If the answer had been delivered after five minutes, it would have been pretty simple. Denmark were going to extend their record unbeaten streak at the IHF Men’s World Championship to 28 matches and win the competition for the third time in a row.
Such was the synergy between their back players in attack and the excellent display from goalkeeper Niklas Landin. It looked nearly impossible to see any other result. With the rookie left back Simon Pytlick delivering three goals in the first four minutes of his first final at a major competition and with Landin saving two of the first three shots, the reigning world champions took an early 6:2 lead.
Well, they say that a team’s mettle is tested in the toughest conditions. So what were France going to do, with star left back Nikola Karabatić nursing an ankle injury and goalkeeper Vincent Gérard failing to rise to the occasion of a final at the IHF Men’s World Championship?
First things first, France, one of the most experienced sides in the competition, did not panic. Not even when Guillaume Gille called a timeout after only six minutes and saw his side fail to react. Not even when Denmark jumped to a five-goal lead (12:7) after 15 minutes.
Gille trusted his players and did not overhaul the squad, but just filled some gaps. And when right back turned centre back Nedim Remili started to show up, France really delivered some excellent handball. It was enough for them to take a 4:2 run to finish the first half and exert more pressure over Denmark, who boasted the slightest of leads at the break (16:15).

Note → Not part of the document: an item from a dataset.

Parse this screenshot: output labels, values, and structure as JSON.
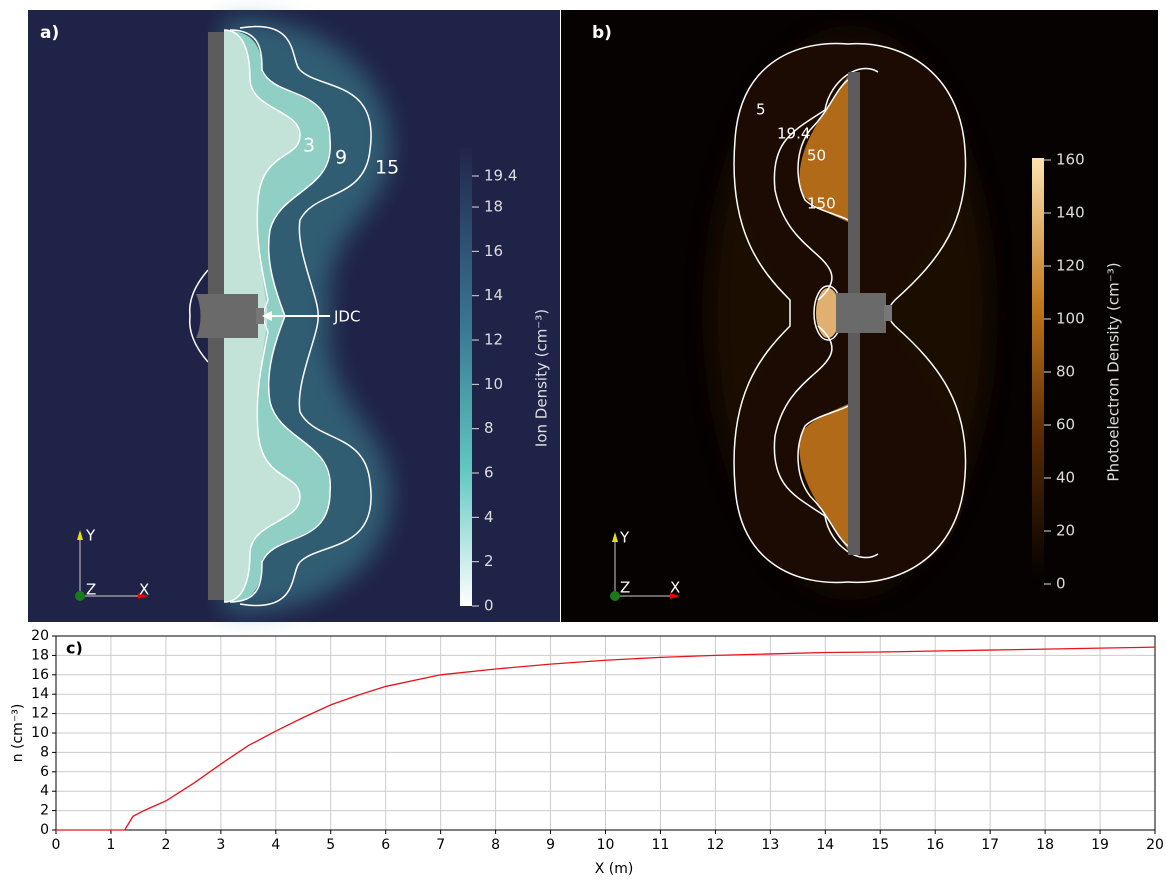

So what was coach Nikolaj Jacobsen going to do? Well, he did not pull any punches to change something in his team. After dealing only two assists and no shots on goal, left back Mikkel Hansen, Denmark’s talisman, was left on the bench for the start of the second half, only coming in to shoot penalties.
That enabled Denmark to have a more compact team after having to change two players between attack and defence. And for a while, it looked as if this had been the right choice, as Denmark bounced back with a 3:0 unanswered run to take a three-goal lead once again (20:17).
While France constantly tried to get back and even cut the gap to a single goal with 15 minutes left, it was Denmark who prevailed in the end. And while the first half might have looked like a change of guard, with Pytlick and Gidsel running the show, the second one had a different face.
The 31-year-old centre back Rasmus Lauge Schmidt missed five matches due to injury in this championship and his condition was still questionable before the final. Yet after scoring two goals in the first half, Lauge really took off in the second part, being virtually unstoppable.
In his previous three matches at Poland/Sweden 2023, Lauge failed to score a goal. On the biggest of occasions, he rose up to the challenge, took on the mantle of the leader and delivered a magnificent second half to finish the match with 10 goals. He was only the sixth player in history to score in double digits in the final of the IHF Men’s World Championship, delivering a vintage performance, one of the best, if not the best, in his career.
On top of that, Denmark also used centre back Mads Mensah Larsen in crucial moments, as he scored twice, keeping the dream alive. Simon Pytlick chose the clutch moments to deliver some goals, finishing the match with nine goals.
It proved too much depth for a battered France, whose dream was in tatters after Niklas Landin saved Melvyn Richardson’s penalty with two minutes left, keeping Denmark on a three-goal lead (32:29) which proved to be unassailable.
Denmark eventually sealed a 34:29 win, proving too strong for France, who lost their second final in eight tries at the IHF Men’s World Championship, taking only their second silver medal.
But for Denmark, this night in the Tele2 Arena in Stockholm watched by 23,050 fans proved to be historic. The Scandinavian side not only extended their unbeaten streak to 28 matches at the IHF Men’s World Championship, a record for the competition, but they also secured the third world title in a row.
It is a feature never achieved by any side, with France and Romania having previously clinched the title twice. It was also Denmark’s seventh medal at the World Championship, with only Sweden and France – 12 medals each – achieving more.